Bernardo Bolaños
Van Gogh y la salsa de tomate
ANTROPOCENO
Ha pasado una semana desde que dos jóvenes ambientalistas lanzaran salsa de tomate sobre unos girasoles de Van Gogh.
Las emociones afloraron instantáneamente, como dicta nuestra naturaleza, pero hacia direcciones opuestas (las emociones humanas corresponden no sólo a nuestro carácter innato, sino a nuestra historia personal). Algunos adultos maduros clamaron “¡terrorismo!”, otros se lanzaron contra los que trataban de colocar el performance vandálico en sus justas dimensiones (como yo, que recordaba que el cuadro tenía vidrio protector).
En cambio, algunos chavos milénicos (millennials) lamentaron la tibieza del acto. Según ellos fue “cobarde” porque las activistas habían elegido una obra cubierta con cristal. Era, dijeron, un acto “fácil” por la protección que los jóvenes blancos privilegiados tienen, gracias a oenegés de los países capitalistas contaminantes y de billonarios falsamente filántropos.
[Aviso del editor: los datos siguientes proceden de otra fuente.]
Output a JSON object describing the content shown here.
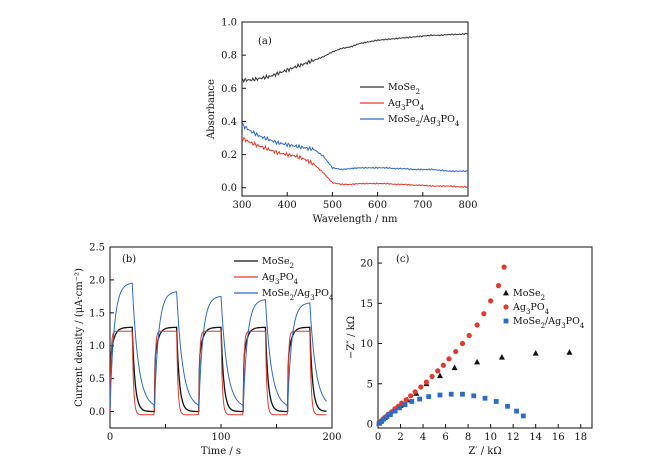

En esa misma línea (o en una línea paralela a ella), me sorprendieron los comentarios de la historiadora del arte Veka Duncan. Escribió en Twitter: “A mí lo que me cae mal es su tibieza. Eligen obras con vidrios y por lo tanto el daño es mínimo, se pegan a los muros o a los marcos, para que tampoco haya daños… si vas a ser iconoclasta que sea como en los tacos, con todo”.
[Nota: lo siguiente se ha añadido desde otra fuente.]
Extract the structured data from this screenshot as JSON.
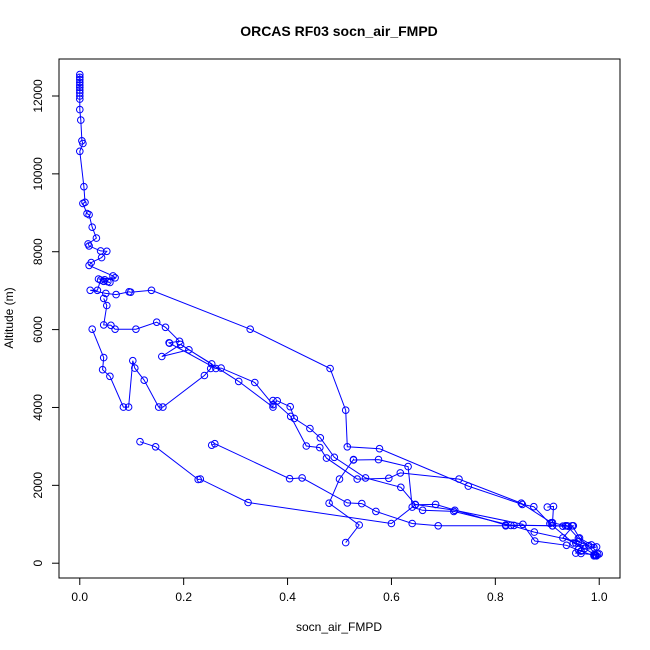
{
  "chart_data": {
    "type": "line",
    "title": "ORCAS RF03 socn_air_FMPD",
    "xlabel": "socn_air_FMPD",
    "ylabel": "Altitude (m)",
    "xlim": [
      -0.04,
      1.04
    ],
    "ylim": [
      -380,
      12950
    ],
    "x_ticks": [
      0,
      0.2,
      0.4,
      0.6,
      0.8,
      1.0
    ],
    "x_tick_labels": [
      "0.0",
      "0.2",
      "0.4",
      "0.6",
      "0.8",
      "1.0"
    ],
    "y_ticks": [
      0,
      2000,
      4000,
      6000,
      8000,
      10000,
      12000
    ],
    "y_tick_labels": [
      "0",
      "2000",
      "4000",
      "6000",
      "8000",
      "10000",
      "12000"
    ],
    "grid": false,
    "legend": "none",
    "marker": "open-circle",
    "color": "#0000ff",
    "series": [
      {
        "values": [
          [
            0.0,
            12550
          ],
          [
            0.0,
            12480
          ],
          [
            0.0,
            12420
          ],
          [
            0.0,
            12350
          ],
          [
            0.0,
            12280
          ],
          [
            0.0,
            12220
          ],
          [
            0.0,
            12150
          ],
          [
            0.0,
            12080
          ],
          [
            0.0,
            12000
          ],
          [
            0.0,
            11920
          ],
          [
            0.0,
            11650
          ],
          [
            0.002,
            11380
          ],
          [
            0.004,
            10850
          ],
          [
            0.006,
            10780
          ],
          [
            0.0,
            10580
          ],
          [
            0.008,
            9670
          ],
          [
            0.01,
            9270
          ],
          [
            0.006,
            9240
          ],
          [
            0.014,
            8980
          ],
          [
            0.018,
            8950
          ],
          [
            0.024,
            8630
          ],
          [
            0.032,
            8350
          ],
          [
            0.016,
            8200
          ],
          [
            0.018,
            8150
          ],
          [
            0.04,
            8020
          ],
          [
            0.052,
            8010
          ],
          [
            0.042,
            7850
          ],
          [
            0.022,
            7720
          ],
          [
            0.018,
            7650
          ],
          [
            0.064,
            7380
          ],
          [
            0.068,
            7330
          ],
          [
            0.036,
            7300
          ],
          [
            0.048,
            7280
          ],
          [
            0.054,
            7230
          ],
          [
            0.058,
            7210
          ],
          [
            0.046,
            7240
          ],
          [
            0.04,
            7270
          ],
          [
            0.034,
            7010
          ],
          [
            0.02,
            7010
          ],
          [
            0.05,
            6930
          ],
          [
            0.07,
            6900
          ],
          [
            0.095,
            6970
          ],
          [
            0.098,
            6960
          ],
          [
            0.138,
            7010
          ],
          [
            0.328,
            6010
          ],
          [
            0.482,
            5000
          ],
          [
            0.512,
            3930
          ],
          [
            0.515,
            2990
          ],
          [
            0.577,
            2940
          ],
          [
            0.748,
            1980
          ],
          [
            0.852,
            1510
          ],
          [
            0.874,
            1450
          ],
          [
            0.905,
            1020
          ],
          [
            0.95,
            520
          ],
          [
            0.972,
            380
          ],
          [
            0.995,
            190
          ]
        ]
      },
      {
        "values": [
          [
            0.046,
            6800
          ],
          [
            0.052,
            6620
          ],
          [
            0.046,
            6120
          ],
          [
            0.06,
            6110
          ],
          [
            0.068,
            6010
          ],
          [
            0.108,
            6010
          ],
          [
            0.148,
            6190
          ],
          [
            0.165,
            6060
          ],
          [
            0.192,
            5700
          ],
          [
            0.172,
            5660
          ],
          [
            0.173,
            5650
          ],
          [
            0.262,
            5000
          ],
          [
            0.272,
            5010
          ],
          [
            0.337,
            4640
          ],
          [
            0.372,
            4070
          ],
          [
            0.38,
            4170
          ],
          [
            0.405,
            4020
          ],
          [
            0.413,
            3720
          ],
          [
            0.443,
            3460
          ],
          [
            0.463,
            3220
          ],
          [
            0.49,
            2720
          ],
          [
            0.55,
            2190
          ],
          [
            0.618,
            1950
          ],
          [
            0.646,
            1510
          ],
          [
            0.722,
            1360
          ],
          [
            0.853,
            1000
          ],
          [
            0.876,
            570
          ],
          [
            0.937,
            460
          ],
          [
            0.965,
            310
          ],
          [
            0.99,
            190
          ]
        ]
      },
      {
        "values": [
          [
            0.024,
            6010
          ],
          [
            0.046,
            5280
          ],
          [
            0.044,
            4970
          ],
          [
            0.058,
            4800
          ],
          [
            0.084,
            4010
          ],
          [
            0.094,
            4010
          ],
          [
            0.102,
            5200
          ],
          [
            0.106,
            5010
          ],
          [
            0.124,
            4700
          ],
          [
            0.152,
            4010
          ],
          [
            0.16,
            4010
          ],
          [
            0.24,
            4820
          ],
          [
            0.252,
            5000
          ],
          [
            0.254,
            5120
          ],
          [
            0.21,
            5480
          ],
          [
            0.158,
            5310
          ],
          [
            0.194,
            5620
          ],
          [
            0.306,
            4670
          ],
          [
            0.372,
            4010
          ],
          [
            0.372,
            4180
          ],
          [
            0.406,
            3770
          ],
          [
            0.436,
            3010
          ],
          [
            0.462,
            2970
          ],
          [
            0.475,
            2700
          ],
          [
            0.534,
            2160
          ],
          [
            0.595,
            2180
          ],
          [
            0.617,
            2320
          ],
          [
            0.73,
            2160
          ],
          [
            0.85,
            1540
          ],
          [
            0.908,
            1040
          ]
        ]
      },
      {
        "values": [
          [
            0.116,
            3120
          ],
          [
            0.146,
            2990
          ],
          [
            0.228,
            2150
          ],
          [
            0.232,
            2160
          ],
          [
            0.324,
            1560
          ],
          [
            0.6,
            1020
          ],
          [
            0.646,
            1500
          ],
          [
            0.685,
            1510
          ],
          [
            0.82,
            980
          ],
          [
            0.91,
            960
          ],
          [
            0.93,
            950
          ],
          [
            0.938,
            960
          ],
          [
            0.96,
            640
          ],
          [
            0.98,
            450
          ]
        ]
      },
      {
        "values": [
          [
            0.254,
            3030
          ],
          [
            0.26,
            3070
          ],
          [
            0.404,
            2170
          ],
          [
            0.428,
            2190
          ],
          [
            0.515,
            1550
          ],
          [
            0.543,
            1530
          ],
          [
            0.57,
            1330
          ],
          [
            0.64,
            1020
          ],
          [
            0.69,
            960
          ],
          [
            0.82,
            960
          ],
          [
            0.836,
            970
          ],
          [
            0.91,
            960
          ],
          [
            0.935,
            960
          ],
          [
            0.948,
            960
          ],
          [
            0.962,
            650
          ],
          [
            0.985,
            470
          ]
        ]
      },
      {
        "values": [
          [
            0.512,
            530
          ],
          [
            0.538,
            980
          ],
          [
            0.48,
            1540
          ],
          [
            0.5,
            2160
          ],
          [
            0.527,
            2660
          ],
          [
            0.527,
            2650
          ],
          [
            0.575,
            2660
          ],
          [
            0.632,
            2480
          ],
          [
            0.64,
            1440
          ],
          [
            0.66,
            1360
          ],
          [
            0.72,
            1330
          ],
          [
            0.83,
            970
          ],
          [
            0.875,
            800
          ],
          [
            0.96,
            550
          ],
          [
            0.99,
            400
          ],
          [
            0.995,
            420
          ]
        ]
      },
      {
        "values": [
          [
            0.9,
            1440
          ],
          [
            0.912,
            1460
          ],
          [
            0.91,
            1040
          ],
          [
            0.94,
            950
          ],
          [
            0.95,
            960
          ],
          [
            0.93,
            650
          ],
          [
            0.955,
            520
          ],
          [
            0.97,
            440
          ],
          [
            0.96,
            350
          ],
          [
            0.955,
            260
          ],
          [
            0.965,
            250
          ],
          [
            0.99,
            220
          ],
          [
            0.997,
            230
          ],
          [
            1.0,
            240
          ],
          [
            0.992,
            210
          ],
          [
            0.993,
            195
          ]
        ]
      }
    ]
  }
}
Luego, ésta reconocida experta mexicana aludió a Mary Richardson, quien en 1914 acuchilló una obra de Velázquez en la Galería Nacional de Londres, en el contexto de la lucha feminista por el derecho al voto.
Lo que omite el argumento de Veka Duncan es decir que la iconoclasta Mary Richardson luego se adhirió a la Unión Británica de Fascistas. En 1934, alcanzó el máximo cargo como mujer en este partido. Richardson explicaría que lo que la atrajo al fascismo es que “vi en ellos el coraje, la acción, la lealtad, el don del servicio y la capacidad de servir que había conocido en el movimiento sufragista”.
El discurso de odio es un ingrediente tanto del fascismo como del terrorismo, de algunos iconoclastas y de ciertos militantes radicales.
No estoy de acuerdo con quienes desde la historia del arte o desde una perspectiva generacional auténticamente angustiada por el futuro, creen que “si ya lo iban a hacer, pues debieron llevar la protesta hasta sus últimas consecuencias, atreviéndose a destruir la obra de arte”. Esta posición desprecia al arte, pues difícilmente la sostendrían tratándose de otros bienes: una biblioteca, una bodega llena de comida, un hospital. Destruir estos espacios como protesta sería terrorismo. No debemos llegar a esas acciones que se emparentan con el fascismo.
La crisis ambiental es muy grave, principalmente porque en el primer mundo no reducen su consumo de bienes con alta huella de carbono, ni aíslan térmicamente sus casas, ni comen menos carne de res. Por lo tanto, protestar en los países ricos es muy importante. Que quienes lo hacen no arriesguen su vida, significa que no son héroes (como sí lo son los defensores de áreas naturales en América Latina), pero eso no le quita sentido a su gesto.